To the best of my knowledge port 80 is forwarded corrently and is open and I saw when I attempted to hit it via it’s local network IP everything worked perfectly but when I tried to get to it from an external IP the request would just hang and time out .
nginx hosting
is the above configuration working with sockets or through a port? thanks for the great post!
This worked perfectly. Thank you. You have no idea (or maybe you do) how useful something like this is. Thanks again.
Hello.
I’ve django’s “Internal Server Error” page, so I think that everything fine with nginx, but I need to get some logs and my /var/www/example.com/logs/error.log is completely clean. I’m working on server with root user, so I’ve created this log folder by root. Is it possible, that django can’t write in it? What is the best way for me to solve this problem? (debian is my operation system, if it matter)
I have the same problem
Helllo Richard, many thanks indeed and after such much of googling around and trials I finally got things in good shape. You just rock !
I found this tutorial very helpful! Worked perfectly for me! Keep up the great work! Someone had to come up with a proper tutorial for deploying django apps, as the django documentation lacks heavily in that area.
Bad gateway. Tutorial #789543 doesn’t work. Seriously nginx is providing the most newbie-hostile experience I have ever seen. I am seriously tired and frustrated at this point.
I used a different tutorial and got close but couldn’t get it to work, so I’m thinking of reimaging my server and trying yours.

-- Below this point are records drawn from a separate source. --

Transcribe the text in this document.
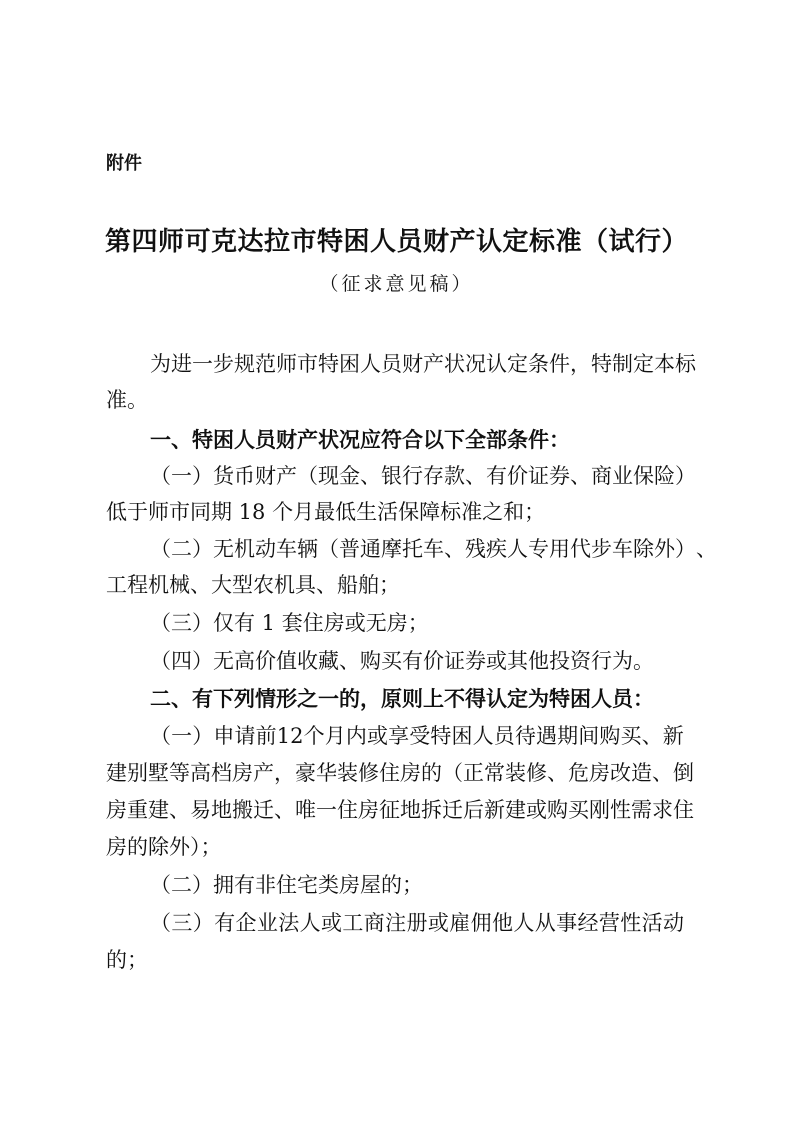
附件
第四师可克达拉市特困人员财产认定标准（试行）
（征求意见稿）
为 进 一 步 规 范 师 市 特 困 人 员 财 产 状 况 认 定 条 件 ， 特 制 定 本 标
准。
一、特困人员财产状况应符合以下全部条件：
（ 一 ） 货 币 财 产 （ 现 金 、 银 行 存 款 、 有 价 证 券 、 商 业 保 险 ）
低于师市同期 18 个月最低生活保障标准之和；
（ 二 ） 无 机 动 车 辆 （ 普 通 摩 托 车 、 残 疾 人 专 用 代 步 车 除 外 ） 、
工程机械、大型农机具、船舶；
（三）仅有 1 套住房或无房；
（四）无高价值收藏、购买有价证券或其他投资行为。
二、有下列情形之一的，原则上不得认定为特困人员：
（ 一 ） 申 请 前 12 个 月 内 或 享 受 特 困 人 员 待 遇 期 间 购 买 、 新
建 别 墅 等 高 档 房 产 ， 豪 华 装 修 住 房 的 （ 正 常 装 修 、 危 房 改 造 、 倒
房 重 建 、 易 地 搬 迁 、 唯 一 住 房 征 地 拆 迁 后 新 建 或 购 买 刚 性 需 求 住
房的除外）；
（二）拥有非住宅类房屋的；
（ 三 ） 有 企 业 法 人 或 工 商 注 册 或 雇 佣 他 人 从 事 经 营 性 活 动
的；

I do have one question. I will need Emperor mode as I want to run more than one site on nginx.
As a side note, I also need to run php apps, but I think I can deal with getting that to work with nginx.
But setting up Emperor mode after I’ve completed your tutorial is needed. Can anyone help?
I think you may have addressed Emperor mode, but I’m used to seeing something like a vassals directory that it keeps monitoring. Instead of do that, do you just add additional sites to the conf file that you’re running at startup?
why do i have a virtualenv when i sudo pip install django? sudo makes it install in /usr/local
Thanks! after 1 hour of frustration finally found your tutorial and it’s now all clear.
Thank you so much, this is what I looking for a long time. It’s useful. Once again, thank you so much for easy explanation.
Thanks for the resource… I think this tutorial is great. I’m running Python 3 and I had to install the uwsgi plugin:
sudo apt-get install uwsgi-plugin-python3
Best,
Nick
Hey — this saved my ass after hours of looking around. The problem was apparently ALLOWED_HOSTS ( I didn’t now this had been added to django since I had last used it) but in general your description and explanation of the variables involved was a huge help! Thank you!